廃棄物処理業の「ゴミ屋」偏見 社員の自己肯定感をどう育むか

岐阜で40年以上続く廃棄物処理業「名晃」の社長、峠テル子氏は、創業期に多くの自己肯定感の低い社員を抱えていた経験を持つ。あいさつすらしない社員に囲まれる中、彼女が考える人材育成術とは何か。この記事では、ゴミ処理業界への偏見と、社員の心の問題に向き合ってきた軌跡をたどる。

会社の設立と事業の展開

1970年に夫が立ち上げた大和清掃は順調に成長し、大和興業、そして大和エネルフへと発展した。夫の死後も事業は継続されている。一方、私が代表を務める名晃は、1981年に岐阜県安八郡で設立された。元々は夫の知人が始める予定だったが、途中で断念したため、私が引き継ぐことになった。会社の設立手続きは未知数だったが、過去の経験を活かし、必要な申請などを一手に引き受け、なんとか会社としてスタートを切ることができた。

「ゴミ屋」への根強い偏見

産業廃棄物業、いわゆる企業から出るゴミを集め処理する仕事は、今でこそエッセンシャルワーカーとして不可欠な存在と認識されつつある。しかし、昭和の時代には「下層の仕事」と見なされることが多かった。長男が幼い頃、「ゴミ屋はくさい」といじめられて帰ってきたことがある。収集車は毎日丁寧に清掃しているため実際には匂わないのだが、「ゴミ屋はくさい、汚い」という偏見は根強く、業界全体でイメージを変えていく必要があると感じている。
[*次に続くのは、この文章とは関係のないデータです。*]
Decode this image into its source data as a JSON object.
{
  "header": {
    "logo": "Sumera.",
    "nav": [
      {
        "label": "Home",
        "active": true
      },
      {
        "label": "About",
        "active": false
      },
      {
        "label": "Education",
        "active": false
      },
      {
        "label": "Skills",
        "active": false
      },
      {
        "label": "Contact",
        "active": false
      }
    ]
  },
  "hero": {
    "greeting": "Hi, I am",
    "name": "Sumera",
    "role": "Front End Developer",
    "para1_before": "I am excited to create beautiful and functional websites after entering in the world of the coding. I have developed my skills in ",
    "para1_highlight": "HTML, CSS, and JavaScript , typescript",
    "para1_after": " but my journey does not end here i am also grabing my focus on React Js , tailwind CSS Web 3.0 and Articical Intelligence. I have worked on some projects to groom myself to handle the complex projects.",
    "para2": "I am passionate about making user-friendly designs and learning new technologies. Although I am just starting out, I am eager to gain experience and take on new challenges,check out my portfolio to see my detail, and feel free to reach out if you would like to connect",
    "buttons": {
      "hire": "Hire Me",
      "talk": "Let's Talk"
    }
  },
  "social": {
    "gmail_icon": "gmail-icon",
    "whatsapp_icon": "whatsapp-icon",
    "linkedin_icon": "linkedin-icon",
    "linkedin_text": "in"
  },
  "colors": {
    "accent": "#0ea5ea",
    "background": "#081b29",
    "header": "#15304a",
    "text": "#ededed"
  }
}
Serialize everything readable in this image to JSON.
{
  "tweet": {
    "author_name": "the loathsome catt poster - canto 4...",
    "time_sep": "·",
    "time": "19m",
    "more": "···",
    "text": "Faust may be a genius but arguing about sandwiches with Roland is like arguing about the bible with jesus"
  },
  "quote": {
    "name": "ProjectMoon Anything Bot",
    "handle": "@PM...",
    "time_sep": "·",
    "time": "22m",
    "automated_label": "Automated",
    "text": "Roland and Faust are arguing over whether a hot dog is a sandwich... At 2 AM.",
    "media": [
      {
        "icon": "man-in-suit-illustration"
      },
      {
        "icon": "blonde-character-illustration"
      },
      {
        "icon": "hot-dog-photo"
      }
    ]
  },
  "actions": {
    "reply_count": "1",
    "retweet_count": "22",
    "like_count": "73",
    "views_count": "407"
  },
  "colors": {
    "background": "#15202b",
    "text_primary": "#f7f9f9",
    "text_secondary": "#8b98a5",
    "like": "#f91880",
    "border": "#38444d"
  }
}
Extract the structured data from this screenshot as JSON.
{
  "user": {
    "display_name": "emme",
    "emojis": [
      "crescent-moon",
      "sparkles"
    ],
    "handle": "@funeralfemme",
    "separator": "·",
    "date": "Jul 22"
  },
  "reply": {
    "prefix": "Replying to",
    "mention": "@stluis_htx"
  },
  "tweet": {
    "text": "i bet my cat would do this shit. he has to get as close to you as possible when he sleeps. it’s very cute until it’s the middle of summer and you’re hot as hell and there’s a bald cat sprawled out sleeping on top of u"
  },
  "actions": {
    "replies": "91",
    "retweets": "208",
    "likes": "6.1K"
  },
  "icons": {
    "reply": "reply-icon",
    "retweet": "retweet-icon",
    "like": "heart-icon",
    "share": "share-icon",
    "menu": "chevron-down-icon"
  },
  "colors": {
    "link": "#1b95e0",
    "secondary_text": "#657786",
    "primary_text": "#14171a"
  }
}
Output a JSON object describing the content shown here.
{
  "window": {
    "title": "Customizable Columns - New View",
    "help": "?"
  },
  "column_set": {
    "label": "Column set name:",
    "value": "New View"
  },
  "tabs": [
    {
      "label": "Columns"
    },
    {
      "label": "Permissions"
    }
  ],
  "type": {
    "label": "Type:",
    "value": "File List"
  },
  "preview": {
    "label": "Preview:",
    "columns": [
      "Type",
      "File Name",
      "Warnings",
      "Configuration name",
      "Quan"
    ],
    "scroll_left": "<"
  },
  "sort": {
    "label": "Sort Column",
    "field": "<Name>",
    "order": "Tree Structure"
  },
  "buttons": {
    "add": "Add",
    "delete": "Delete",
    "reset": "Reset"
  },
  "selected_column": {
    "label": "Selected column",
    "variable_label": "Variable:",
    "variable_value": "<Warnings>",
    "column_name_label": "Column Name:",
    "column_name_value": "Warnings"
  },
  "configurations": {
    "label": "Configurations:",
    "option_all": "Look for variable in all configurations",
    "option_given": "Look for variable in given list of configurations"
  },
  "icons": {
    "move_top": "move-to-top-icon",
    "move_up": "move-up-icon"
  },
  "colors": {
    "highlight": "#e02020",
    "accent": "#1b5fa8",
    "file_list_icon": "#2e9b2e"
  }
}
廃棄物処理業の社員がゴミ箱を扱う作業風景廃棄物処理業の社員がゴミ箱を扱う作業風景

自己肯定感の低い社員の育成課題

大和清掃を夫と二人で始めた後、社員を募集するようになり、主に私が採用と教育を担当した。日本経済が発展しホワイトカラー職が主流となる中、3K(きつい、汚い、危険)とされるゴミ処理の仕事に好んで就く人は少ない。それでもこの業界で働きたいという人は大歓迎だが、体力だけでなく読解力や人間力も重要だと考え、人材育成に注力し始めた。入社してくる社員の中には、「自分はとうとうゴミ屋になったのか」と内心自嘲している者もいた。ある社員は息子に「パパはゴミ屋だからくさい」と馬鹿にされたという。彼らはどこかやけになっており、わざと汚れた服装をしたり、首に汚れたタオルを巻いて歩き回ったりすることもあった。これは、自分の仕事や生き方を肯定できず、家族や周囲からも冷たい目で見られることで生まれる、圧倒的な自己肯定感の低さの表れだった。この行き場のないモヤモヤを抱えた社員たちを、どう教育し一人前に育てていけば良いのか、大きな課題だと感じている。

名晃の峠社長は、長年にわたり廃棄物処理業における根強い社会的な偏見、そしてそれに起因する社員の自己肯定感の低さという二重の課題に直面してきた。業界全体のイメージ向上に加え、自身の仕事や存在を肯定できない社員たちの心に寄り添い、どのように彼らを育成していくかが、今後の重要なテーマとなっている。

出典:峠テル子『ゴミに「ご苦労様でした!」感謝の心で育む人的資本経営』(PHP研究所)より抜粋・編集。